The Oxford Phonics Dictionary has 'ure' as representing /yoor/ for words such as pure, cure, mature.
The new National Curriculum Spelling Appendix has 'ure' representing /ch/er/ for words such as measure and furniture.
DDs school spelling scheme places 'ure' with 'er' 'ur' and 'ir' as they sound in the middle of words (i.e. /er/.

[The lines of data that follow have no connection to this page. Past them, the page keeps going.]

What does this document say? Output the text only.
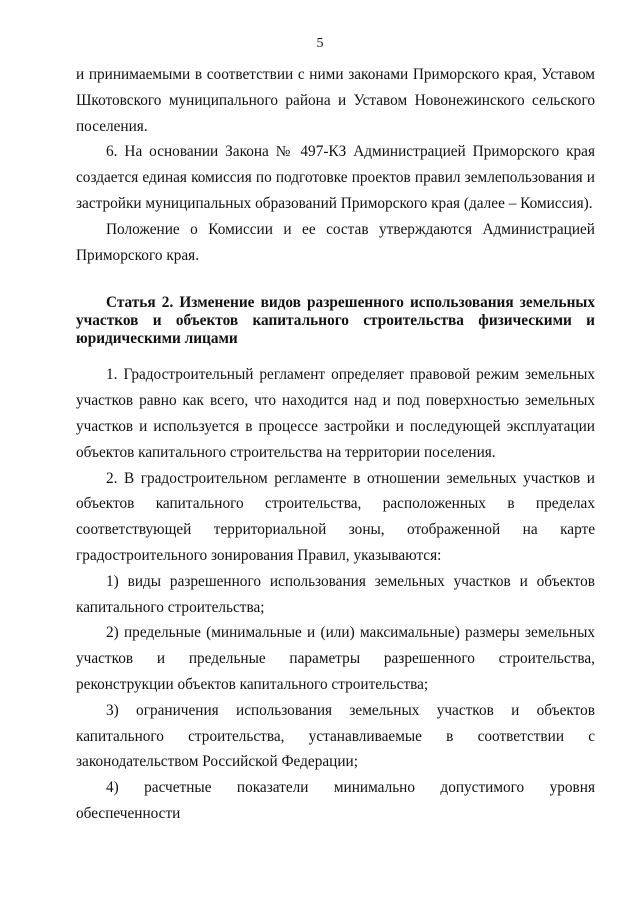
5

и принимаемыми в соответствии с ними законами Приморского края, Уставом Шкотовского муниципального района и Уставом Новонежинского сельского поселения.

6. На основании Закона № 497-КЗ Администрацией Приморского края создается единая комиссия по подготовке проектов правил землепользования и застройки муниципальных образований Приморского края (далее – Комиссия).

Положение о Комиссии и ее состав утверждаются Администрацией Приморского края.

Статья 2. Изменение видов разрешенного использования земельных участков и объектов капитального строительства физическими и юридическими лицами

1. Градостроительный регламент определяет правовой режим земельных участков равно как всего, что находится над и под поверхностью земельных участков и используется в процессе застройки и последующей эксплуатации объектов капитального строительства на территории поселения.

2. В градостроительном регламенте в отношении земельных участков и объектов капитального строительства, расположенных в пределах соответствующей территориальной зоны, отображенной на карте градостроительного зонирования Правил, указываются:

1) виды разрешенного использования земельных участков и объектов капитального строительства;

2) предельные (минимальные и (или) максимальные) размеры земельных участков и предельные параметры разрешенного строительства, реконструкции объектов капитального строительства;

3) ограничения использования земельных участков и объектов капитального строительства, устанавливаемые в соответствии с законодательством Российской Федерации;

4) расчетные показатели минимально допустимого уровня обеспеченности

We use a variety of ways to pronounce the 'ure' spelling:
/ch/or/ for immature
/yer/ for pure or insecure
/ch/uh/ for creature
/zj/uh/ for enclosure
The schools spelling scheme makes the least sense to me, but even the other two don't really work for the way we pronounce these words. To me creature ends in a schwa - again can't find any validation for this. Perhaps we just speak with a funny accent 
So, for those with the patience and understanding to get this far my question is shall I bother to go through this with DD (I can see I'm being very pedantic about it)? Especially as it means making up a sound /yer/ that doesn't seem to exist in phonological lexicons (not sure about the terminology, but hopefully you know what I mean). Or shall I just leave it, despite the fact that the obsolete spelling scheme doesn't follow synthetic phonics, and seems to lump words in randomly when they have a vaguely similar spelling with little regards to sound correspondences.